Police departments are gearing up to handle the new requests, though they aren’t sure yet how many they’ll get.

“We’re a professional agency, we’re going to comply,” said Col. Steven Hlavach, chief of the professional standards bureau at the Baltimore County Police Department.

Hlavach cautioned that not all discipline records are going to be immediately available.

“Open investigations, open criminal cases obviously won’t be released until they’re completed,” Hlavach said. “If a citizen is involved in a case and wants to know why the case isn’t disclosed to the public, we obviously won’t be releasing records until the completion of these cases.”

But many officers are concerned.

Mike Davey, a lawyer who represents officers accused of misconduct, said the changes could lead to officers being unfairly targeted by the public.

“Many [complaints] are made out of frustration or attempt to get out of criminal charges,” Davey said. While the public will be able to see if cases are not-sustained, meaning no policy violation was found, he said the public will not pay attention to that.

“Generally, our fear is people are not going to care whether it was sustained or not,” Davey said. “The wrong message is going to get out there. All this stuff is going to show up on social media.”

Dave Rose, president of the Baltimore County FOP Lodge #4, said he believes complaints against officers “can be twisted in numerous ways by the media, and attorneys. I’m sure the explanation won’t go that deep,” he added, saying the nuance of the investigation, including whether officers were cleared, will not matter.

Among the other changes under the new law is that officers will no longer have any complaints expunged, even those that are unfounded.

“Most police officers are trying to get anything expunged they can,” before the law goes into effect, Davey said.

Nadeau, the Baltimore deputy commissioner, said his department received hundreds of requests from officers seeking to have cases expunged before the new law takes effect.

Once the new law takes effect, Nadeau said, Baltimore Police anticipate a large number of requests for officer records.

“It is going to be very voluminous,” he said, adding that the department will rely on an existing contract with a law firm to help fulfill requests. Before information is released, the department must redact confidential information. He said they anticipate hiring additional paralegals to keep the department in compliance with the law.

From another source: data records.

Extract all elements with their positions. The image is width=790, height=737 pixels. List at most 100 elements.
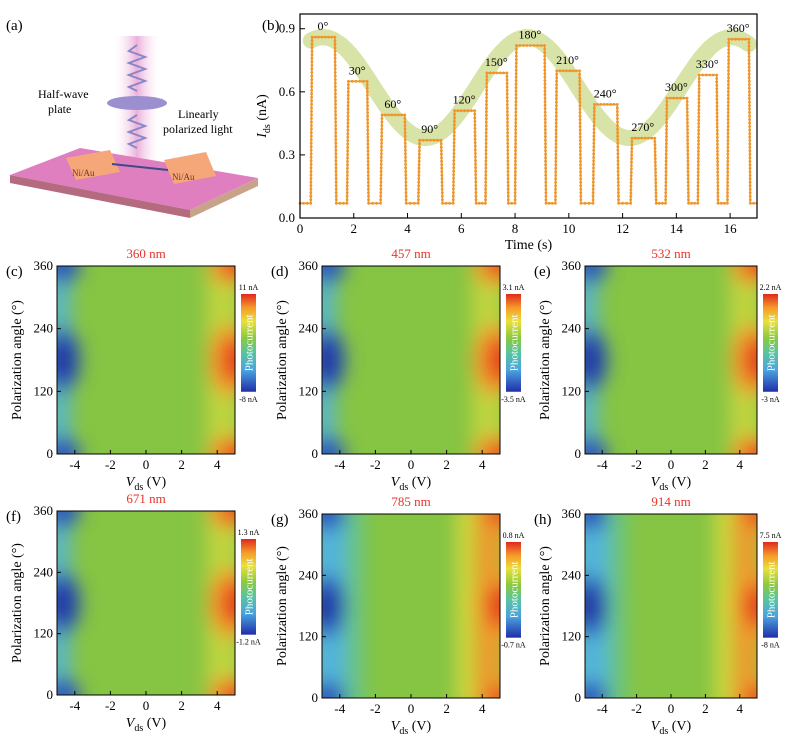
data-point (747, 69, 751, 72)
data-point (390, 113, 394, 117)
data-point (726, 118, 730, 121)
x-axis-title: Vds (V) (651, 719, 692, 737)
data-point (679, 96, 682, 100)
data-point (629, 188, 633, 192)
data-point (555, 100, 558, 104)
light-label-2: polarized light (163, 122, 233, 136)
data-point (653, 150, 657, 154)
data-point (362, 79, 365, 83)
data-point (578, 83, 582, 87)
data-point (484, 173, 488, 177)
data-point (554, 198, 557, 202)
data-point (747, 58, 751, 62)
data-point (654, 164, 657, 167)
data-point (371, 201, 374, 205)
data-point (334, 155, 338, 159)
data-point (346, 167, 349, 170)
data-point (653, 153, 657, 157)
x-tick-label: -2 (370, 457, 381, 472)
data-point (309, 170, 313, 173)
data-point (334, 141, 338, 145)
data-point (305, 201, 309, 205)
data-point (686, 142, 690, 146)
data-point (514, 131, 518, 135)
data-point (484, 166, 488, 170)
panel-b: (b) 0° 30° 60° 90° 120° 150° 180° 210° 240° 270° 3… (255, 13, 758, 253)
y-tick-label: 0 (575, 446, 582, 461)
data-point (716, 156, 719, 160)
data-point (514, 72, 518, 75)
data-point (616, 159, 620, 163)
data-point (664, 149, 668, 153)
x-tick-label: 6 (458, 221, 465, 236)
data-point (727, 65, 730, 69)
data-point (403, 138, 407, 142)
data-point (334, 138, 338, 142)
x-tick-label: 4 (404, 221, 411, 236)
light-label: Linearly (178, 107, 219, 121)
x-tick-label: -2 (631, 457, 642, 472)
data-point (506, 142, 510, 145)
data-point (696, 170, 700, 174)
y-axis-title: Polarization angle (°) (538, 300, 553, 420)
data-point (485, 99, 488, 103)
data-point (393, 113, 397, 117)
data-point (474, 155, 477, 159)
panel-letter-d: (d) (271, 264, 289, 280)
data-point (612, 103, 616, 106)
y-tick-label: 240 (562, 567, 582, 582)
data-point (543, 93, 547, 96)
data-point (513, 201, 517, 205)
data-point (697, 136, 700, 139)
y-tick-label: 120 (299, 383, 319, 398)
data-point (630, 143, 634, 147)
data-point (441, 201, 444, 205)
data-point (664, 152, 668, 156)
data-point (543, 82, 547, 86)
data-point (506, 173, 510, 177)
polarization-wave-icon (126, 44, 148, 92)
data-point (506, 152, 510, 156)
data-point (309, 180, 313, 184)
data-point (592, 156, 595, 159)
data-point (727, 44, 731, 48)
y-tick-label: 0 (575, 690, 582, 705)
data-point (592, 145, 596, 149)
data-point (309, 148, 313, 152)
data-point (334, 166, 338, 170)
data-point (697, 94, 701, 98)
data-point (310, 78, 314, 81)
data-point (716, 167, 720, 171)
data-point (696, 174, 700, 177)
data-point (748, 114, 751, 118)
data-point (616, 163, 620, 166)
data-point (502, 71, 505, 75)
data-point (429, 138, 432, 142)
data-point (439, 142, 443, 146)
colorbar (763, 294, 778, 392)
data-point (697, 122, 701, 125)
data-point (310, 92, 313, 96)
data-point (653, 147, 657, 150)
data-point (543, 107, 547, 110)
data-point (474, 201, 478, 205)
data-point (727, 55, 730, 59)
data-point (441, 198, 444, 202)
data-point (748, 139, 752, 142)
data-point (664, 177, 668, 181)
data-point (473, 116, 477, 120)
data-point (417, 163, 421, 167)
data-point (544, 180, 548, 184)
data-point (664, 173, 668, 177)
data-point (484, 120, 488, 124)
data-point (439, 145, 443, 149)
data-point (687, 198, 690, 202)
data-point (543, 100, 547, 103)
data-point (440, 191, 444, 195)
data-point (715, 73, 719, 77)
data-point (554, 121, 558, 125)
data-point (630, 136, 634, 140)
angle-label: 30° (349, 63, 366, 77)
data-point (592, 106, 596, 110)
data-point (554, 118, 558, 121)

Nadeau said Maryland’s new law will be one of the broader laws regarding access because anyone can request the records. Other states, he said, limit access to those who have standing, or some connectivity to the case, like the victim.

Harford County Sheriff Jeff Gahler has concerns about “unintended repercussions” of Anton’s Law, his spokeswoman Cristie Hopkins said in a statement.

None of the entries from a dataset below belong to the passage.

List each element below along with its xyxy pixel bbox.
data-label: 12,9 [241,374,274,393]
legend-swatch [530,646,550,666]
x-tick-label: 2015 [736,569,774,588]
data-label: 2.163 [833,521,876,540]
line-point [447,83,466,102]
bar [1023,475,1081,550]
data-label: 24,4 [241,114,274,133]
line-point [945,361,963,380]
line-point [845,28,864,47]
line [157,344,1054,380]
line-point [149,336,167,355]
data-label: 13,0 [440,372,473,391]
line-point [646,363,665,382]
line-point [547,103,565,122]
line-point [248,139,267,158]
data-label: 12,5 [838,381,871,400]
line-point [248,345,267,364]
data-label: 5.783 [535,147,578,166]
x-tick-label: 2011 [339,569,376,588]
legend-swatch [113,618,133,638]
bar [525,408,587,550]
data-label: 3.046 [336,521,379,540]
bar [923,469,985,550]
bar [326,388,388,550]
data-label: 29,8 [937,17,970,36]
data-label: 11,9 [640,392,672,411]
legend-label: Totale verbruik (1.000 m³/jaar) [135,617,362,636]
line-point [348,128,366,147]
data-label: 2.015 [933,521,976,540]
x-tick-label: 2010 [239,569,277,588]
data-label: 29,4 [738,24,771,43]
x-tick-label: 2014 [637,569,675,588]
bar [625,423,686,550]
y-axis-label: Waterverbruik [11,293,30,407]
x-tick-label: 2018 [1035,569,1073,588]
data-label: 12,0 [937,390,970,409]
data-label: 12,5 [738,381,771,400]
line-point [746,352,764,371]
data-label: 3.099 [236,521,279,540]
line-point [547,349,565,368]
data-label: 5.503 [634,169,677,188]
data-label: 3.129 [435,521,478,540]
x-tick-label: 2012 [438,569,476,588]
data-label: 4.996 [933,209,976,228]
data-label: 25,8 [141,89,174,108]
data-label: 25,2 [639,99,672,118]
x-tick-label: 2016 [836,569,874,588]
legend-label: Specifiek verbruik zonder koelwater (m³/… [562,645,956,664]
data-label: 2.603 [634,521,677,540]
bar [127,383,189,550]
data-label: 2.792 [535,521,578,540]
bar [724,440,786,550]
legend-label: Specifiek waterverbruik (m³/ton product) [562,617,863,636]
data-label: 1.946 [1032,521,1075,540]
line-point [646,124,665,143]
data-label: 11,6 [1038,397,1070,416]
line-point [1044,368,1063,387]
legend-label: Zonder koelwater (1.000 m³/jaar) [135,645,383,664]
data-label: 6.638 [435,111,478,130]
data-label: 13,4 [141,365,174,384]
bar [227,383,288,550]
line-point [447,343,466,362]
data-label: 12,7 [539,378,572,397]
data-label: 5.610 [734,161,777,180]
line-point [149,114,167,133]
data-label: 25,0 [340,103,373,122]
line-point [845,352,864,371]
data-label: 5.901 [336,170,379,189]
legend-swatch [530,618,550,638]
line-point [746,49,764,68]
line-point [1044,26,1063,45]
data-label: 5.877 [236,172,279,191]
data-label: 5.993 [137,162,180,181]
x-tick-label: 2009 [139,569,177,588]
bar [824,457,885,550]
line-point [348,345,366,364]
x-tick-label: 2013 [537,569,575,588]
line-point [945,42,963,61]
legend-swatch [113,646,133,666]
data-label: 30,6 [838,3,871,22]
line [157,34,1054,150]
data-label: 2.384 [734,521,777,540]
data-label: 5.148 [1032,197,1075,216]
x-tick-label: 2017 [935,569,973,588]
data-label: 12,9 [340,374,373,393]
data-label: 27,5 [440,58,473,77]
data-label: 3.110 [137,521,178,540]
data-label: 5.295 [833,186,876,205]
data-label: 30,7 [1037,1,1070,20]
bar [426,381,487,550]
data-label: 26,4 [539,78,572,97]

In particular, Harford sheriffs are concerned that false and unfounded complaints and reports will be circulated, and that personal information about deputies or witnesses could be revealed, Hopkins said.

“There is much work to be done next legislative session to amend this law into a useful tool in creating and maintaining community trust with law enforcement,” Hopkins said.

Other policing reform measures that go into effect Friday include limits on when police can use no-knock warrants in their investigations, and further restrictions on the use of surplus military equipment by police.

Gov. Larry Hogan, a Republican, vetoed Anton’s Law in April. Lawmakers in the Democratic-led General Assembly promptly overturned the veto. Hogan allowed the bill creating the independent investigations of deaths to become law without his signature.

Hogan said at the time that those bills and others known collectively as the Maryland Police Accountability Act had the potential to “further erode police morale, community relationships and public confidence.” He warned the laws could cause “great damage to recruitment and retention.”

Other police reforms passed won’t go into effect until later, including: repealing the Law Enforcement Officers’ Bill of Rights and replacing it with a new disciplinary process, setting standards for when officers are allowed to use physical force on a subject, and requiring most officers to wear and use body cameras.